外の大勢

 入院中の祖父を見舞った。

 大した症状ではなかったはずなのだが、どうしてか長患いになって、未だ病床を離れられずにいる。最近では幻覚も見るようで、大部屋から個室に移してもらった。

 私が顔を出したのも、ちょうど悪い夢を見ていた頃合であったらしい。


「窓の外で大勢が喋っている。うるさくて敵わない。お前、なんとかしてくれないか」


 すがるように私の袖を掴んで言う。

 だがそのような事があるはずもない。ここは7階で、眺望のよい大きな窓こそあれ、それは嵌め殺しなのだ。いずれ幻聴であろうと思った。
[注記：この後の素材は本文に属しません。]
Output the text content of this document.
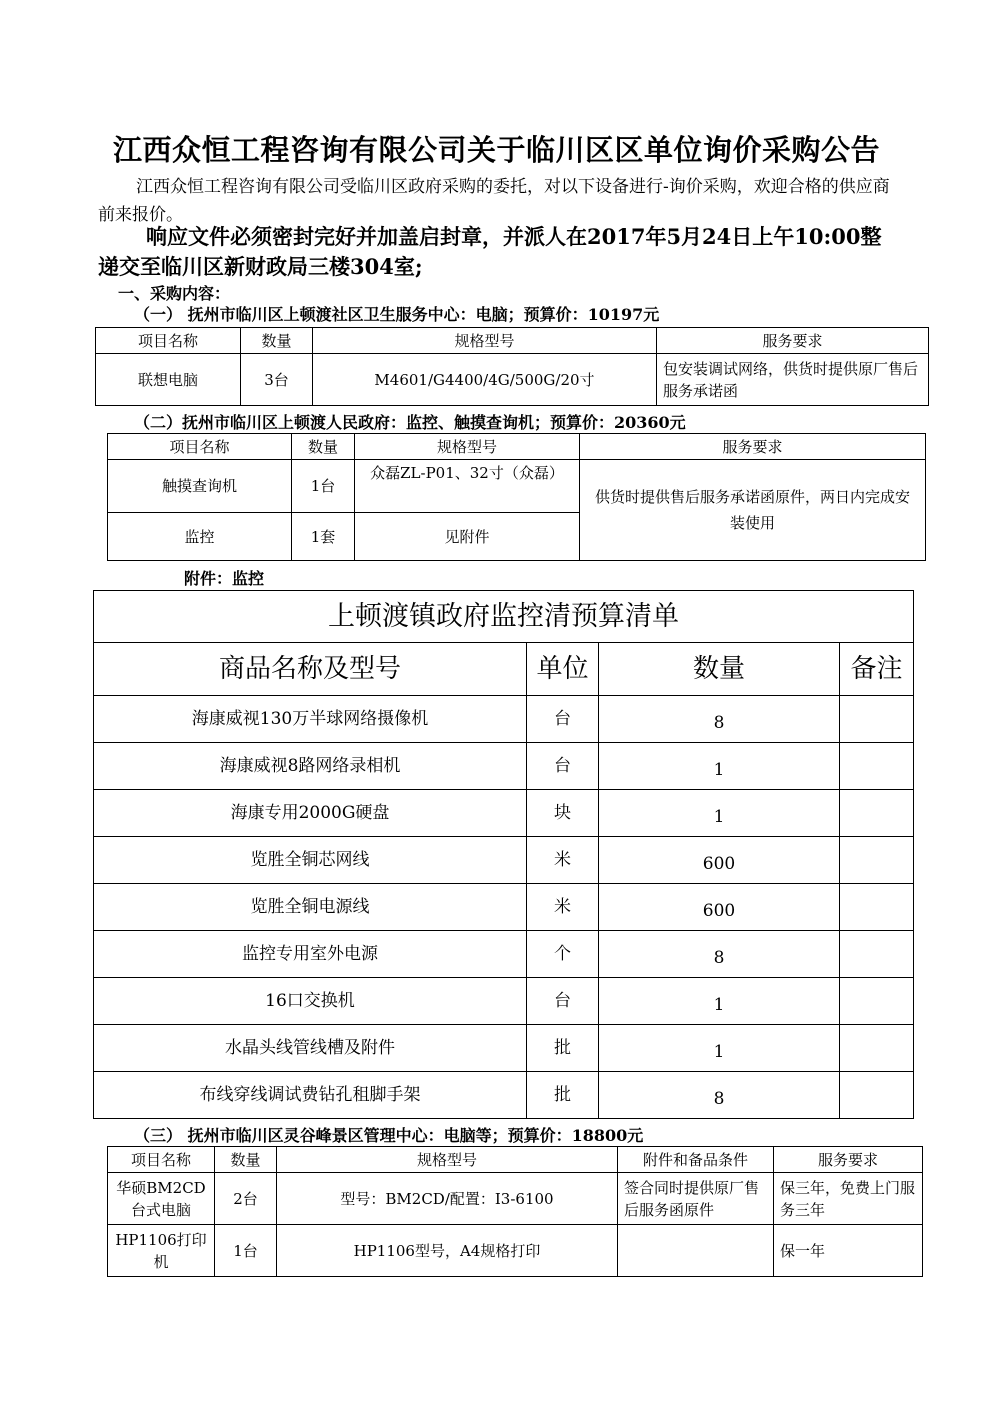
江西众恒工程咨询有限公司关于临川区区单位询价采购公告
江西众恒工程咨询有限公司受临川区政府采购的委托，对以下设备进行-询价采购，欢迎合格的供应商前来报价。
响应文件必须密封完好并加盖启封章，并派人在2017年5月24日上午10:00整递交至临川区新财政局三楼304室;
一、采购内容：
（一） 抚州市临川区上顿渡社区卫生服务中心：电脑；预算价：10197元
项目名称	数量	规格型号	服务要求
联想电脑	3台	M4601/G4400/4G/500G/20寸	包安装调试网络，供货时提供原厂售后服务承诺函
（二）抚州市临川区上顿渡人民政府：监控、触摸查询机；预算价：20360元
项目名称	数量	规格型号	服务要求
触摸查询机	1台	众磊ZL-P01、32寸（众磊）	供货时提供售后服务承诺函原件，两日内完成安装使用
监控	1套	见附件	
附件：监控
上顿渡镇政府监控清预算清单			
商品名称及型号	单位	数量	备注
海康威视130万半球网络摄像机	台	8	
海康威视8路网络录相机	台	1	
海康专用2000G硬盘	块	1	
览胜全铜芯网线	米	600	
览胜全铜电源线	米	600	
监控专用室外电源	个	8	
16口交换机	台	1	
水晶头线管线槽及附件	批	1	
布线穿线调试费钻孔租脚手架	批	8	
（三） 抚州市临川区灵谷峰景区管理中心：电脑等；预算价：18800元
项目名称	数量	规格型号	附件和备品条件	服务要求
华硕BM2CD台式电脑	2台	型号：BM2CD/配置：I3-6100	签合同时提供原厂售后服务函原件	保三年，免费上门服务三年
HP1106打印机	1台	HP1106型号，A4规格打印		保一年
「今親戚が来ているから、それでちょっとうるさいかもね。後で顔を見せるはずだから、それまでゆっくり眠っていて」


 言い聞かせると祖父はやがて頷き、


「そうか。親戚か。なら大丈夫だな」


 そうしてまた眠ってしまった。

 起こすのもよくなかろうと私はそっと病室を離れ、直後、容態が急変した。祖父はそのまま意識を回復せず、帰らぬ人となった。



 翌日。

 祖父の身の回りの品を引き取りに、再び病院へ赴いた。

 長く居た分、細々(こまごま)と持ち込んだ物も多い。片付けに勤しんでいると、不意にこつこつと窓が鳴る。

 何気なく顔を上げて、病室の大きな窓を見た。

 窓ガラスに手と額とを押し付けて。

 外から祖父と見知らぬ大勢とが、じっとこちらを覗き込んでいた。